Support: This may be more important than all of the above areas even though it is mentioned last. If your car spent more time in the shop than in your garage, I am sure you would replace it quickly. Well, systems are not so easy to replace. You must take time to investigate the support model. Don’t take their sales rep’s word for it or the word of the leadership person that accompanies the sales person. The leadership person from the vendor will be the one nodding and agreeing with whatever you say, with the half grin on their face, knowing what you are asking for is not possible. Think back to your last sales visit, you have seen them before. Do your research, post questions on technology sites and forums, do independent reconnaissance by making calls to their current customers.

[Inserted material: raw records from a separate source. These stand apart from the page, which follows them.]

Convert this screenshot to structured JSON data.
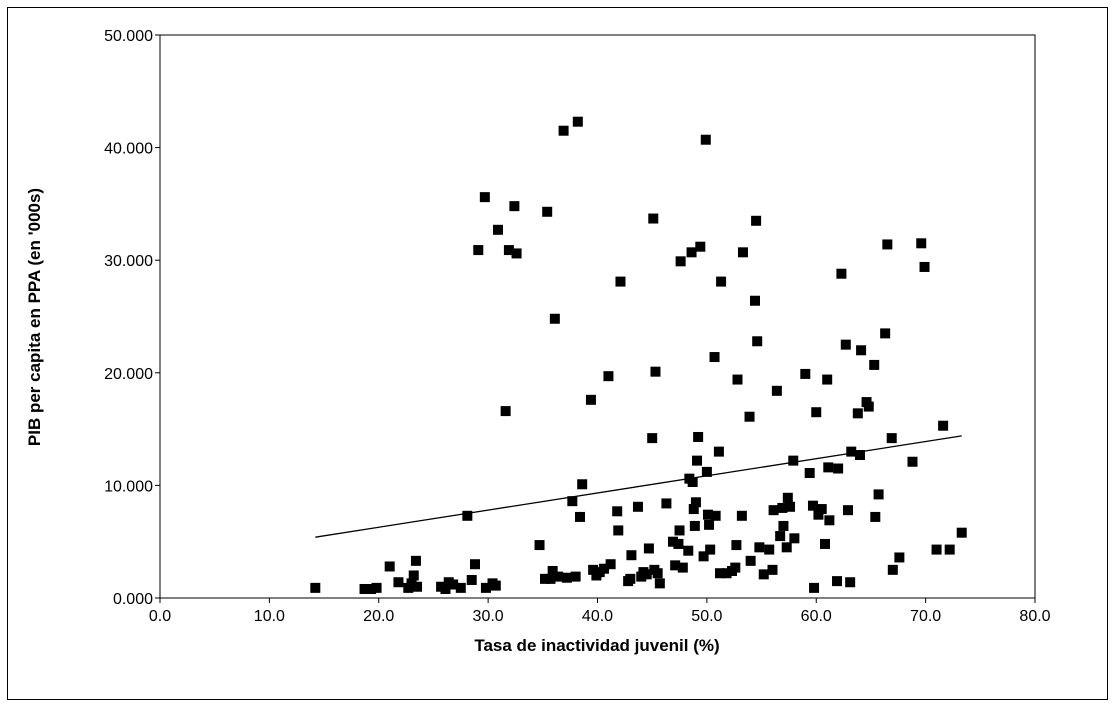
{
  "chart_data": {
    "type": "scatter",
    "title": "",
    "xlabel": "Tasa de inactividad juvenil (%)",
    "ylabel": "PIB per capita en PPA (en '000s)",
    "xlim": [
      0,
      80
    ],
    "ylim": [
      0,
      50
    ],
    "xticks": [
      0,
      10,
      20,
      30,
      40,
      50,
      60,
      70,
      80
    ],
    "xtick_labels": [
      "0.0",
      "10.0",
      "20.0",
      "30.0",
      "40.0",
      "50.0",
      "60.0",
      "70.0",
      "80.0"
    ],
    "yticks": [
      0,
      10,
      20,
      30,
      40,
      50
    ],
    "ytick_labels": [
      "0.000",
      "10.000",
      "20.000",
      "30.000",
      "40.000",
      "50.000"
    ],
    "grid": false,
    "legend": "none",
    "marker": "square",
    "marker_color": "#000000",
    "trendline": {
      "x": [
        14.2,
        73.3
      ],
      "y": [
        5.4,
        14.4
      ]
    },
    "points": [
      [
        14.2,
        0.9
      ],
      [
        18.7,
        0.8
      ],
      [
        19.3,
        0.8
      ],
      [
        19.8,
        0.9
      ],
      [
        21.0,
        2.8
      ],
      [
        21.8,
        1.4
      ],
      [
        22.7,
        0.9
      ],
      [
        23.0,
        1.3
      ],
      [
        23.2,
        2.0
      ],
      [
        23.4,
        3.3
      ],
      [
        23.5,
        1.0
      ],
      [
        25.7,
        1.0
      ],
      [
        26.1,
        0.8
      ],
      [
        26.4,
        1.4
      ],
      [
        26.8,
        1.2
      ],
      [
        27.5,
        0.9
      ],
      [
        28.1,
        7.3
      ],
      [
        28.5,
        1.6
      ],
      [
        28.8,
        3.0
      ],
      [
        29.1,
        30.9
      ],
      [
        29.7,
        35.6
      ],
      [
        29.8,
        0.9
      ],
      [
        30.4,
        1.3
      ],
      [
        30.7,
        1.1
      ],
      [
        30.9,
        32.7
      ],
      [
        31.6,
        16.6
      ],
      [
        31.9,
        30.9
      ],
      [
        32.4,
        34.8
      ],
      [
        32.6,
        30.6
      ],
      [
        34.7,
        4.7
      ],
      [
        35.2,
        1.7
      ],
      [
        35.4,
        34.3
      ],
      [
        35.7,
        1.7
      ],
      [
        35.9,
        2.4
      ],
      [
        36.1,
        24.8
      ],
      [
        36.4,
        1.9
      ],
      [
        36.9,
        41.5
      ],
      [
        37.2,
        1.8
      ],
      [
        37.7,
        8.6
      ],
      [
        38.0,
        1.9
      ],
      [
        38.2,
        42.3
      ],
      [
        38.4,
        7.2
      ],
      [
        38.6,
        10.1
      ],
      [
        39.4,
        17.6
      ],
      [
        39.6,
        2.5
      ],
      [
        39.9,
        2.0
      ],
      [
        40.2,
        2.3
      ],
      [
        40.6,
        2.6
      ],
      [
        41.0,
        19.7
      ],
      [
        41.2,
        3.0
      ],
      [
        41.8,
        7.7
      ],
      [
        41.9,
        6.0
      ],
      [
        42.1,
        28.1
      ],
      [
        42.8,
        1.5
      ],
      [
        43.0,
        1.7
      ],
      [
        43.1,
        3.8
      ],
      [
        43.7,
        8.1
      ],
      [
        44.0,
        1.9
      ],
      [
        44.2,
        2.3
      ],
      [
        44.5,
        2.1
      ],
      [
        44.7,
        4.4
      ],
      [
        45.0,
        14.2
      ],
      [
        45.1,
        33.7
      ],
      [
        45.2,
        2.5
      ],
      [
        45.3,
        20.1
      ],
      [
        45.5,
        2.2
      ],
      [
        45.7,
        1.3
      ],
      [
        46.3,
        8.4
      ],
      [
        46.9,
        5.0
      ],
      [
        47.1,
        2.9
      ],
      [
        47.4,
        4.8
      ],
      [
        47.5,
        6.0
      ],
      [
        47.6,
        29.9
      ],
      [
        47.8,
        2.7
      ],
      [
        48.3,
        4.2
      ],
      [
        48.4,
        10.6
      ],
      [
        48.6,
        30.7
      ],
      [
        48.7,
        10.3
      ],
      [
        48.8,
        7.9
      ],
      [
        48.9,
        6.4
      ],
      [
        49.0,
        8.5
      ],
      [
        49.1,
        12.2
      ],
      [
        49.2,
        14.3
      ],
      [
        49.4,
        31.2
      ],
      [
        49.7,
        3.7
      ],
      [
        49.9,
        40.7
      ],
      [
        50.0,
        11.2
      ],
      [
        50.1,
        7.4
      ],
      [
        50.2,
        6.5
      ],
      [
        50.3,
        4.3
      ],
      [
        50.7,
        21.4
      ],
      [
        50.8,
        7.3
      ],
      [
        51.1,
        13.0
      ],
      [
        51.2,
        2.2
      ],
      [
        51.3,
        28.1
      ],
      [
        51.8,
        2.2
      ],
      [
        52.3,
        2.4
      ],
      [
        52.6,
        2.7
      ],
      [
        52.7,
        4.7
      ],
      [
        52.8,
        19.4
      ],
      [
        53.2,
        7.3
      ],
      [
        53.3,
        30.7
      ],
      [
        53.9,
        16.1
      ],
      [
        54.0,
        3.3
      ],
      [
        54.4,
        26.4
      ],
      [
        54.5,
        33.5
      ],
      [
        54.6,
        22.8
      ],
      [
        54.8,
        4.5
      ],
      [
        55.2,
        2.1
      ],
      [
        55.7,
        4.3
      ],
      [
        56.0,
        2.5
      ],
      [
        56.1,
        7.8
      ],
      [
        56.4,
        18.4
      ],
      [
        56.7,
        5.5
      ],
      [
        56.9,
        8.0
      ],
      [
        57.0,
        6.4
      ],
      [
        57.3,
        4.5
      ],
      [
        57.4,
        8.9
      ],
      [
        57.6,
        8.1
      ],
      [
        57.9,
        12.2
      ],
      [
        58.0,
        5.3
      ],
      [
        59.0,
        19.9
      ],
      [
        59.4,
        11.1
      ],
      [
        59.7,
        8.2
      ],
      [
        59.8,
        0.9
      ],
      [
        60.0,
        16.5
      ],
      [
        60.2,
        7.4
      ],
      [
        60.5,
        7.9
      ],
      [
        60.8,
        4.8
      ],
      [
        61.0,
        19.4
      ],
      [
        61.1,
        11.6
      ],
      [
        61.2,
        6.9
      ],
      [
        61.9,
        1.5
      ],
      [
        62.0,
        11.5
      ],
      [
        62.3,
        28.8
      ],
      [
        62.7,
        22.5
      ],
      [
        62.9,
        7.8
      ],
      [
        63.1,
        1.4
      ],
      [
        63.2,
        13.0
      ],
      [
        63.8,
        16.4
      ],
      [
        64.0,
        12.7
      ],
      [
        64.1,
        22.0
      ],
      [
        64.6,
        17.4
      ],
      [
        64.8,
        17.0
      ],
      [
        65.3,
        20.7
      ],
      [
        65.4,
        7.2
      ],
      [
        65.7,
        9.2
      ],
      [
        66.3,
        23.5
      ],
      [
        66.5,
        31.4
      ],
      [
        66.9,
        14.2
      ],
      [
        67.0,
        2.5
      ],
      [
        67.6,
        3.6
      ],
      [
        68.8,
        12.1
      ],
      [
        69.6,
        31.5
      ],
      [
        69.9,
        29.4
      ],
      [
        71.0,
        4.3
      ],
      [
        71.6,
        15.3
      ],
      [
        72.2,
        4.3
      ],
      [
        73.3,
        5.8
      ]
    ]
  }
}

This information will help you choose a partner and not a vendor. Vendors take; partners give and collaborate. What is the structure of their support team and where are they located? How many levels of support do they have? What is the escalation path and SLA structure? What’s the support to customer ratio? Get creative and tie refunds back to missed performance and downtimes. Support will directly affect the system and process adoption within your company. Best in breed vs. single platform is not the issue. With the IT landscape constantly finding ways to integrate, synergies with either direction can be realized. Systems and processes should be chosen to enhance, streamline and improve the way you do business. They should never make you change the fabric or DNA of what has made your company successful. Take the power back from the systems so they do not dictate to you what is best. Understanding your landscape, growth, culture and potential systems support model will help you formulate a direction that you can stand behind, knowing it is best for the continued success of your company.